The way to the true and full perception of the divine in Scripture is through the human: hence rationalism - especially after Herder, whose human mode of perception improved and deepened - prepared the way for a new era in the church's exposition of the book of Job. The Commentaries of Samuel Lee (1837), Vaihinger (1842), Welte (1849), Hahn (1850), and Schlottmann (1851),[1] are the first-fruits of this new period, rendered possible by the earlier Commentaries of Umbreit (1824-32), Ewald (1836-51), and Hirzel (1839, second edition, edited by Olshausen, 1852), of whom the first[2] is characterized by enthusiasm for the poetical grandeur of the book, the second by vivid perception of the tragical, and the third by sound tact and good arrangement, - three qualifications which a young Scotch investigator, A. B. Davidson, strives, not unsuccessfully, to unite in his Commentary (vol. i. 1862).[3]

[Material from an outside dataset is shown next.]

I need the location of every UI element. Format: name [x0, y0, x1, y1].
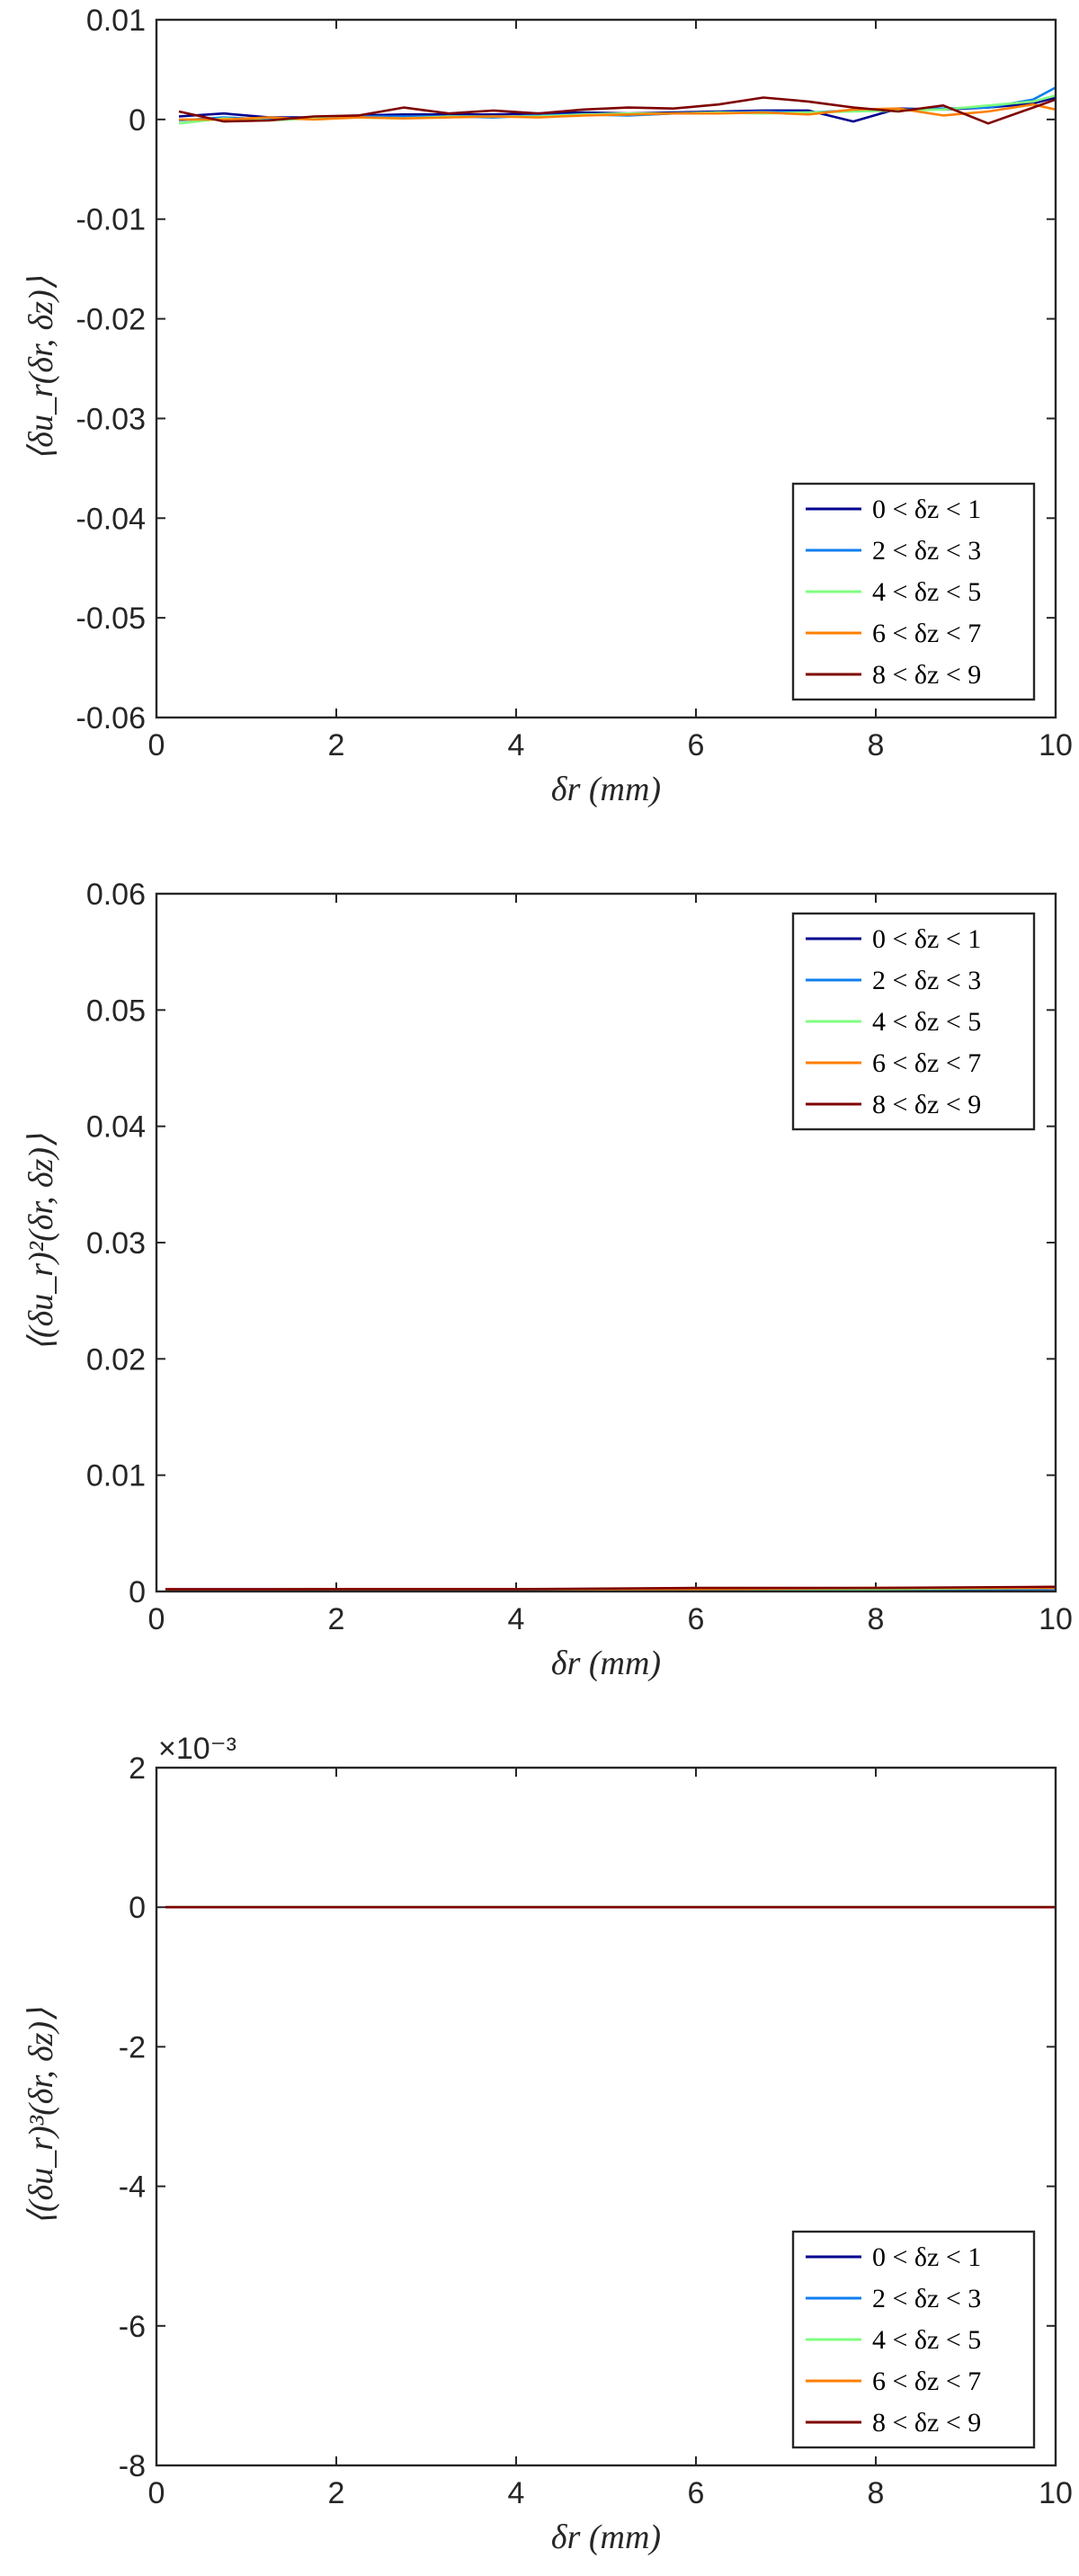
chart-panel-2: 0 2 4 6 8 10 0.06 0.05 0.04 0.03 0.02 0.01 0 δr (mm) ⟨… [22, 878, 1073, 1682]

Besides these substantially

  1. Vid., the review of the last two by Oehler in Reuter's Repertorium, Feb. 1852; and Kosegarten's Aufsatz über das B. Hiob in der Kieler Allgem. Monatsschrift, 1853, S. 761-774.
  2. Vid., Ullmann-Riehm's Blätter der Erinnerung an F. W. C. Umbreit (1862), S. 54-58.
  3. The author, already known by a Treatise on the Hebrew Accentuology, is not to be mistaken for Sam. Davidson. In addition, we would call attention to the Commentary of Carey (1858), in which the archaeology and geography of the book of Job is illustrated by eighty woodcuts and a map.